A particle travels in simple harmonic motion such that its distance in metres from the centre of motion is given by x = a cos (3t + ) at time t seconds. If the particle starts from rest at a distance of 5 m from the origin, find the distance from the origin after 3 seconds.

Thank you for any help.

 

[Harimau]

Let x= a cos (3t+b), say

Differentiate to get velocity

V= -3a sin (3t+b)

now its given that at t=0, x=5 and v=0

Sub this information into both equations.

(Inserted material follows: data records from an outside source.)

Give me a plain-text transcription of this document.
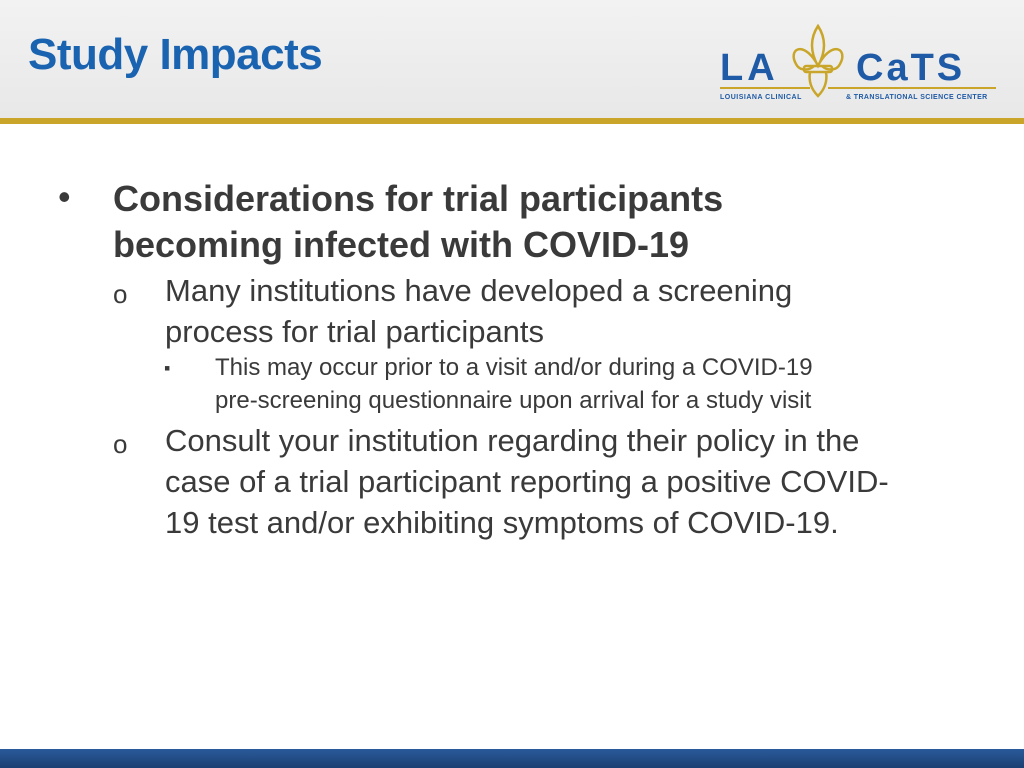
Study Impacts	LA CaTS
LOUISIANA CLINICAL	& TRANSLATIONAL SCIENCE CENTER
• Considerations for trial participants
becoming infected with COVID-19
o Many institutions have developed a screening
process for trial participants
▪ This may occur prior to a visit and/or during a COVID-19
pre-screening questionnaire upon arrival for a study visit
o Consult your institution regarding their policy in the
case of a trial participant reporting a positive COVID-
19 test and/or exhibiting symptoms of COVID-19.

You get:

5= a cos (b) ..... (1)
0= - 3a sin (b) ..... (2)

Solving simulatiously, you get: a=5 b=0

Therefore, x= 5cos (3t) is your general equation of motion.

Subbing in t=3, you get x= 5cos (9) m

I think its right, and don't forget its in radians...

 

[NSBHSchoolie]

I get the same answer.

 

[SoCal]

That is the right answer but how did you know how to differentiate the first expression x = a cos (3t+b)?

Thank you for helping me out too guys/girls.

 

[LadyMoon]

Because in the equation x=acos(3t+b)
it is known to be a fact that 'a' is a constant so is 'b'

thus when you want to find velocity v, remeber that v=dx/dt
therefore you differentiate x=acos(3t+b) with respect to 't', because it is the only variable!

 

[SoCal]

Originally posted by LadyMoon
Because in the equation x=acos(3t+b)
it is known to be a fact that 'a' is a constant so is 'b'

thus when you want to find velocity v, remeber that v=dx/dt
therefore you differentiate x=acos(3t+b) with respect to 't', because it is the only variable!

I can see it now, thanks heaps LadyMoon. I can't believe I did not see that.